We don't actually contact DVLA until the morning after the alert anyway,
so this won't affect the process of getting in touch with them.

This change will require Cronitor to be updated for the new time.
2022-02-28 11:50:55 +00:00
Ben Thorner
c9a9640a4b Iterate local development with Docker
This makes a few changes to:

- Make local development consistent with our other apps. It's now
faster to start Celery locally since we don't try to build the
image each time - this is usually quick, but unnecessary.

- Add support for connecting to a local Redis instance. Note that
the previous suggestion of "REDIS = True" was incorrect as this
would be turned into the literal string "True".

I've also co-located and extended the recipes in the Makefile to
make them a bit more visible.
2022-02-24 17:15:41 +00:00
Ben Thorner
5206844a95 Merge pull request #3438 from alphagov/lower-query-timeout-180693991
Revert increased timeout for reporting worker
2022-02-16 13:38:29 +00:00
Leo Hemsted
1f3785a7a3 add script to run celery from within docker
as a team we primarily develop locally. However, we've been experiencing
issues with pycurl, a subdependency of celery, that is notoriously
difficult to install on mac. On top of the existing issues, we're also
seeing it conflict with pyproj in bizarre ways (where the order of
imports between pyproj and pycurl result in different configurations of
dynamically linked C libraries being loaded.

You are encouraged to attempt to install pycurl locally, following these
instructions: https://github.com/alphagov/notifications-manuals/wiki/Getting-Started#pycurl

However, if you aren't having any luck, you can instead now run celery
in a docker container.

`make run-celery-with-docker`

This will build a container, install the dependencies, and run celery
(with the default of four concurrent workers).
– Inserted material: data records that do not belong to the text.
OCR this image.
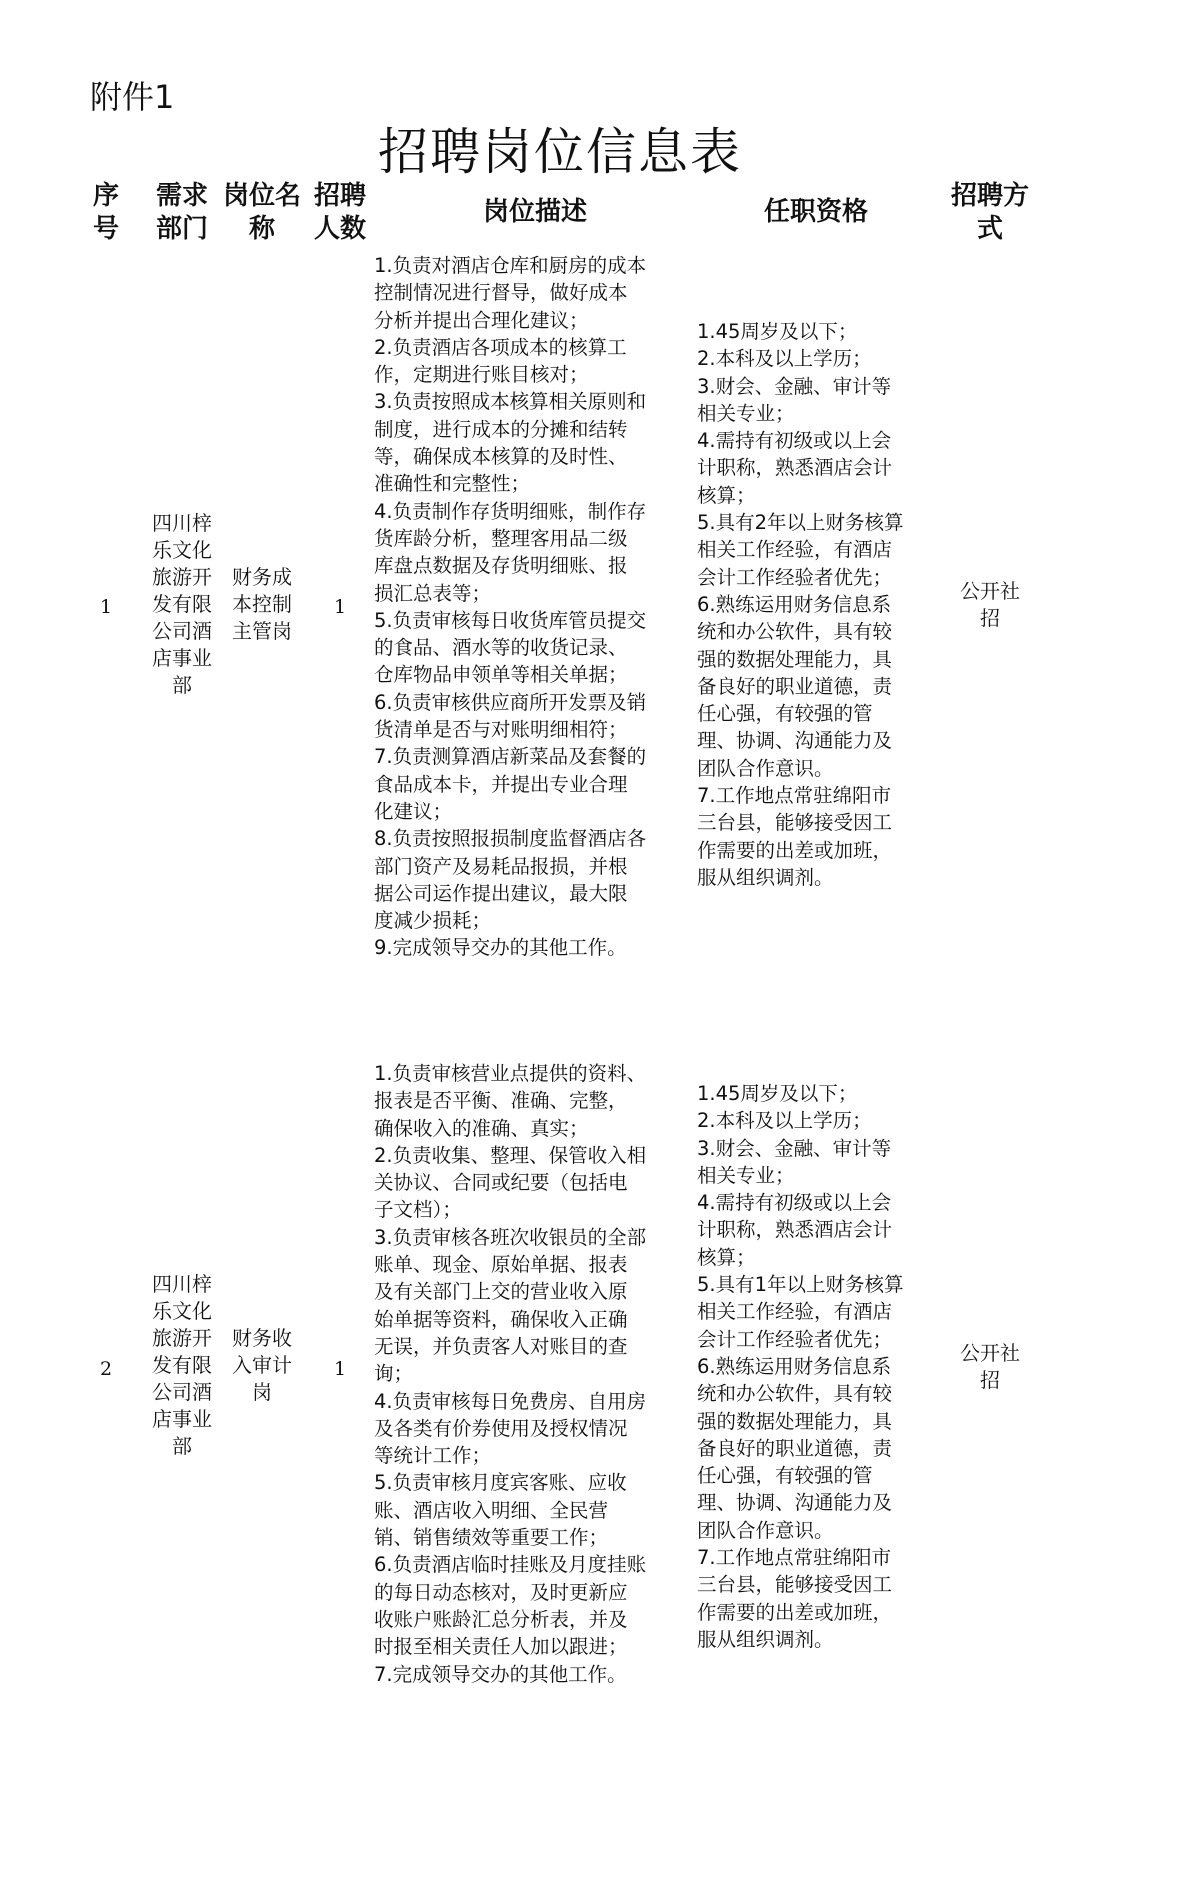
附件1
招聘岗位信息表
序
号
需求
部门
岗位名
称
招聘
人数
岗位描述	任职资格
招聘方
式
1
四川梓
乐文化
旅游开
发有限
公司酒
店事业
部
财务成
本控制
主管岗
1
1.负责对酒店仓库和厨房的成本
控制情况进行督导，做好成本
分析并提出合理化建议；
2.负责酒店各项成本的核算工
作，定期进行账目核对；
3.负责按照成本核算相关原则和
制度，进行成本的分摊和结转
等，确保成本核算的及时性、
准确性和完整性；
4.负责制作存货明细账，制作存
货库龄分析，整理客用品二级
库盘点数据及存货明细账、报
损汇总表等；
5.负责审核每日收货库管员提交
的食品、酒水等的收货记录、
仓库物品申领单等相关单据；
6.负责审核供应商所开发票及销
货清单是否与对账明细相符；
7.负责测算酒店新菜品及套餐的
食品成本卡，并提出专业合理
化建议；
8.负责按照报损制度监督酒店各
部门资产及易耗品报损，并根
据公司运作提出建议，最大限
度减少损耗；
9.完成领导交办的其他工作。
1.45周岁及以下；
2.本科及以上学历；
3.财会、金融、审计等
相关专业；
4.需持有初级或以上会
计职称，熟悉酒店会计
核算；
5.具有2年以上财务核算
相关工作经验，有酒店
会计工作经验者优先；
6.熟练运用财务信息系
统和办公软件，具有较
强的数据处理能力，具
备良好的职业道德，责
任心强，有较强的管
理、协调、沟通能力及
团队合作意识。
7.工作地点常驻绵阳市
三台县，能够接受因工
作需要的出差或加班，
服从组织调剂。
公开社
招
2
四川梓
乐文化
旅游开
发有限
公司酒
店事业
部
财务收
入审计
岗
1
1.负责审核营业点提供的资料、
报表是否平衡、准确、完整，
确保收入的准确、真实；
2.负责收集、整理、保管收入相
关协议、合同或纪要（包括电
子文档）；
3.负责审核各班次收银员的全部
账单、现金、原始单据、报表
及有关部门上交的营业收入原
始单据等资料，确保收入正确
无误，并负责客人对账目的查
询；
4.负责审核每日免费房、自用房
及各类有价券使用及授权情况
等统计工作；
5.负责审核月度宾客账、应收
账、酒店收入明细、全民营
销、销售绩效等重要工作；
6.负责酒店临时挂账及月度挂账
的每日动态核对，及时更新应
收账户账龄汇总分析表，并及
时报至相关责任人加以跟进；
7.完成领导交办的其他工作。
1.45周岁及以下；
2.本科及以上学历；
3.财会、金融、审计等
相关专业；
4.需持有初级或以上会
计职称，熟悉酒店会计
核算；
5.具有1年以上财务核算
相关工作经验，有酒店
会计工作经验者优先；
6.熟练运用财务信息系
统和办公软件，具有较
强的数据处理能力，具
备良好的职业道德，责
任心强，有较强的管
理、协调、沟通能力及
团队合作意识。
7.工作地点常驻绵阳市
三台县，能够接受因工
作需要的出差或加班，
服从组织调剂。
公开社
招
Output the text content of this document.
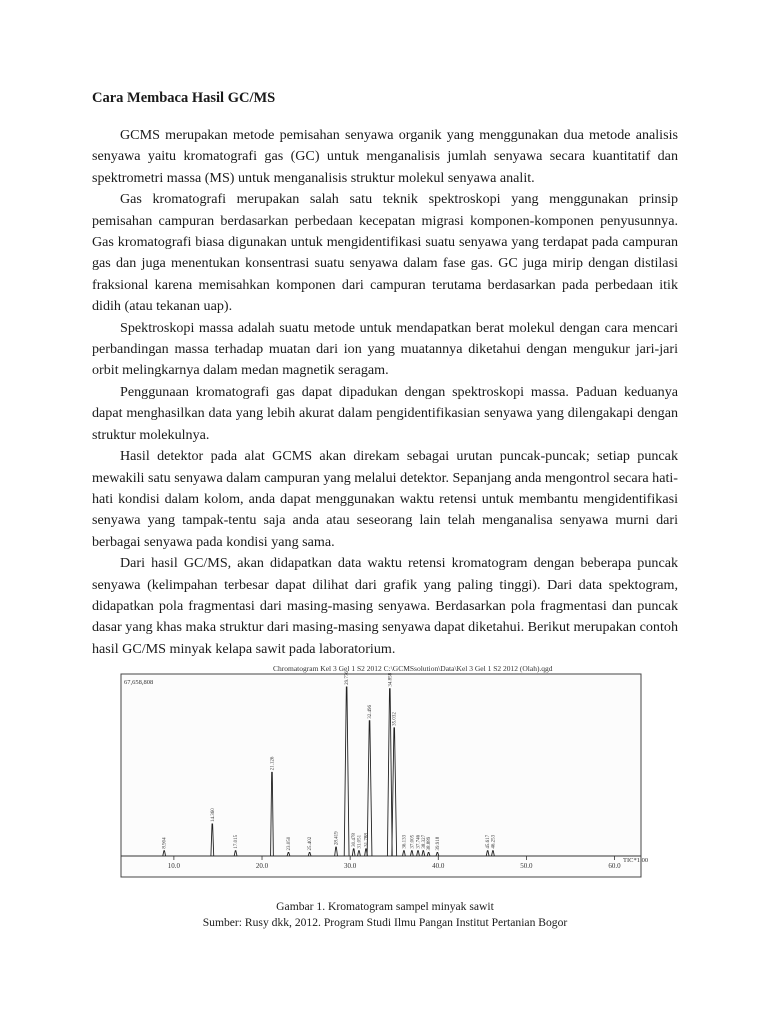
Cara Membaca Hasil GC/MS

GCMS merupakan metode pemisahan senyawa organik yang menggunakan dua metode analisis senyawa yaitu kromatografi gas (GC) untuk menganalisis jumlah senyawa secara kuantitatif dan spektrometri massa (MS) untuk menganalisis struktur molekul senyawa analit.

Gas kromatografi merupakan salah satu teknik spektroskopi yang menggunakan prinsip pemisahan campuran berdasarkan perbedaan kecepatan migrasi komponen-komponen penyusunnya. Gas kromatografi biasa digunakan untuk mengidentifikasi suatu senyawa yang terdapat pada campuran gas dan juga menentukan konsentrasi suatu senyawa dalam fase gas. GC juga mirip dengan distilasi fraksional karena memisahkan komponen dari campuran terutama berdasarkan pada perbedaan itik didih (atau tekanan uap).

Spektroskopi massa adalah suatu metode untuk mendapatkan berat molekul dengan cara mencari perbandingan massa terhadap muatan dari ion yang muatannya diketahui dengan mengukur jari-jari orbit melingkarnya dalam medan magnetik seragam.

Penggunaan kromatografi gas dapat dipadukan dengan spektroskopi massa. Paduan keduanya dapat menghasilkan data yang lebih akurat dalam pengidentifikasian senyawa yang dilengakapi dengan struktur molekulnya.

Hasil detektor pada alat GCMS akan direkam sebagai urutan puncak-puncak; setiap puncak mewakili satu senyawa dalam campuran yang melalui detektor. Sepanjang anda mengontrol secara hati-hati kondisi dalam kolom, anda dapat menggunakan waktu retensi untuk membantu mengidentifikasi senyawa yang tampak-tentu saja anda atau seseorang lain telah menganalisa senyawa murni dari berbagai senyawa pada kondisi yang sama.

Dari hasil GC/MS, akan didapatkan data waktu retensi kromatogram dengan beberapa puncak senyawa (kelimpahan terbesar dapat dilihat dari grafik yang paling tinggi). Dari data spektogram, didapatkan pola fragmentasi dari masing-masing senyawa. Berdasarkan pola fragmentasi dan puncak dasar yang khas maka struktur dari masing-masing senyawa dapat diketahui. Berikut merupakan contoh hasil GC/MS minyak kelapa sawit pada laboratorium.

Chromatogram Kel 3 Gel 1 S2 2012 C:\GCMSsolution\Data\Kel 3 Gel 1 S2 2012 (Olah).qgd
67,658,808
TIC*1.00
8.904
14.360
17.015
21.126
23.050	25.402	28.419
29.776
30.478 31.051 31.788
32.496
34.858
35.032
36.133 37.005 37.746 38.327 38.889 39.918	45.617 46.253
10.0	20.0	30.0	40.0	50.0	60.0
Gambar 1. Kromatogram sampel minyak sawit
Sumber: Rusy dkk, 2012. Program Studi Ilmu Pangan Institut Pertanian Bogor
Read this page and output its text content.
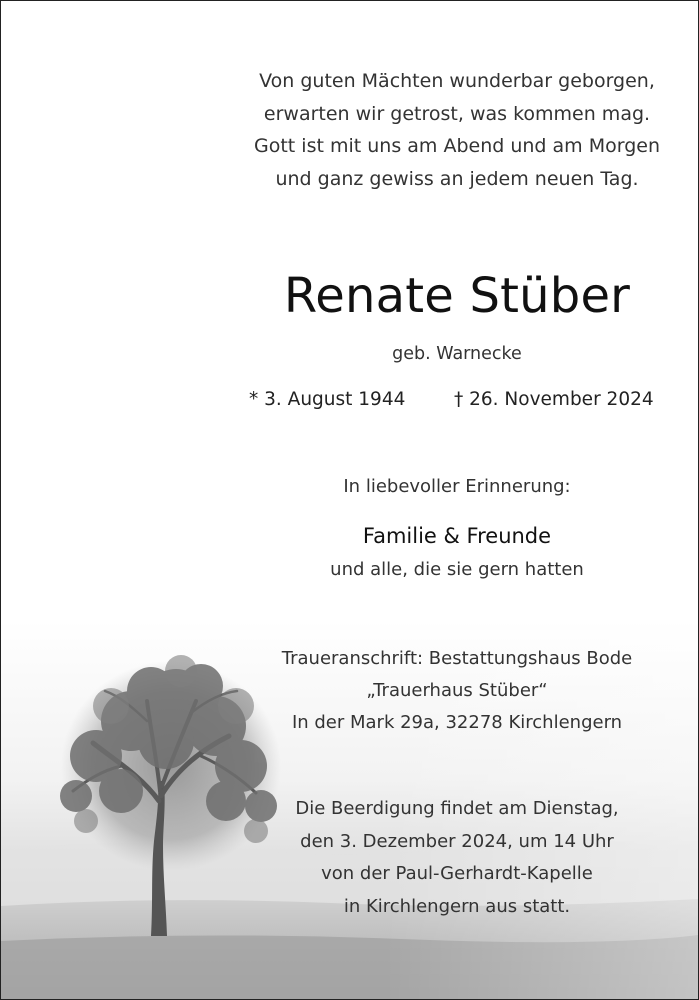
Von guten Mächten wunderbar geborgen,
erwarten wir getrost, was kommen mag.
Gott ist mit uns am Abend und am Morgen
und ganz gewiss an jedem neuen Tag.
Renate Stüber
geb. Warnecke
* 3. August 1944	† 26. November 2024
In liebevoller Erinnerung:
Familie & Freunde
und alle, die sie gern hatten
Traueranschrift: Bestattungshaus Bode
„Trauerhaus Stüber“
In der Mark 29a, 32278 Kirchlengern
Die Beerdigung findet am Dienstag,
den 3. Dezember 2024, um 14 Uhr
von der Paul-Gerhardt-Kapelle
in Kirchlengern aus statt.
It will pull aws variables from your aws configuration as boto would
normally, and it will attempt to connect to your local database with the
user `postgres`. If your local database is configured differently (for
example, with a different user, or on a different port), then you can
set the SQLALCHEMY_DATABASE_URI locally to override that.
2022-02-01 16:29:08 +00:00
Ben Thorner
0d71ee69f0 Revert increased timeout for reporting worker
This reverts commit 603acc8b1e +
This reverts commit edad1c9a21.

The cause of the slowness was fixed in [1] and since [2] we now
have data to prove it: each query to get the data is taking under
5 minutes, so it's safe to lower the timeout again.

[1]: https://github.com/alphagov/notifications-api/pull/3417
[2]: https://github.com/alphagov/notifications-api/pull/3437
2022-01-25 12:50:43 +00:00
Ben Thorner
7ad0c4103a Stop killing reporting processes after each task
Previously we think this setting was necessary to avoid a memory
leak [1], but it's unclear if this is still an issue:

- We've advanced two major versions of Celery.
- Some of the tasks are now quicker and leaner.

Restarting worker sub-processes after each task is a big problem
for performance, as we move towards parallelising our reporting.

This is something of a test to see if we can manage without this
setting. Note that we need to unset the variable manually:

   cf unset-env notify-delivery-worker-reporting CELERYD_MAX_TASKS_PER_CHILD

In the worst case we can always re-run any failed tasks. To check
the worker is still behaving as expected, we can:

- Monitor CPU / memory graphs for it.
- Check `cf events` for unexpected restarts / crashes.
- Compare numbers of task completion logs to previous days.
- Check the number of new billing / status rows looks right.

[1]: ad419f7592
2022-01-24 12:52:52 +00:00
Rebecca Law
603acc8b1e Increase the SQL timeout for the notify-delivery-worker-reporting app.
When running the night reporting tasks we are seeing that some tasks are failing because the query is timing out. We need to revisit how to optimise the query but this will at least let the process finish.
2021-12-23 11:41:49 +00:00
Leo Hemsted
f6d210f1e6 put delete tasks on the reporting worker
they share a lot with the reporting tasks (creating ft_billing and
ft_notification_status), in that they're run nightly, take a long time,
and we see error messages if they get run multiple times (due to
visibility timeout).

The periodic app has two concurrent processes - previously there was
just one delete task, which would use one of those processes, while the
other process would pick up anything else on the queue (at that time of
night, the regular provider switch checks and scheduled job checks).
However, when we switched to running the three delete notification types
separately, we saw visibility timeout issues - three tasks would be
created, all three would be picked up by one celery instance, the two
worker processes would start on two of them, and the third would sit on
the box, wait longer than the visibility timeout to be picked up (and
acknowledged), and so SQS would assume the task was lost and replay it.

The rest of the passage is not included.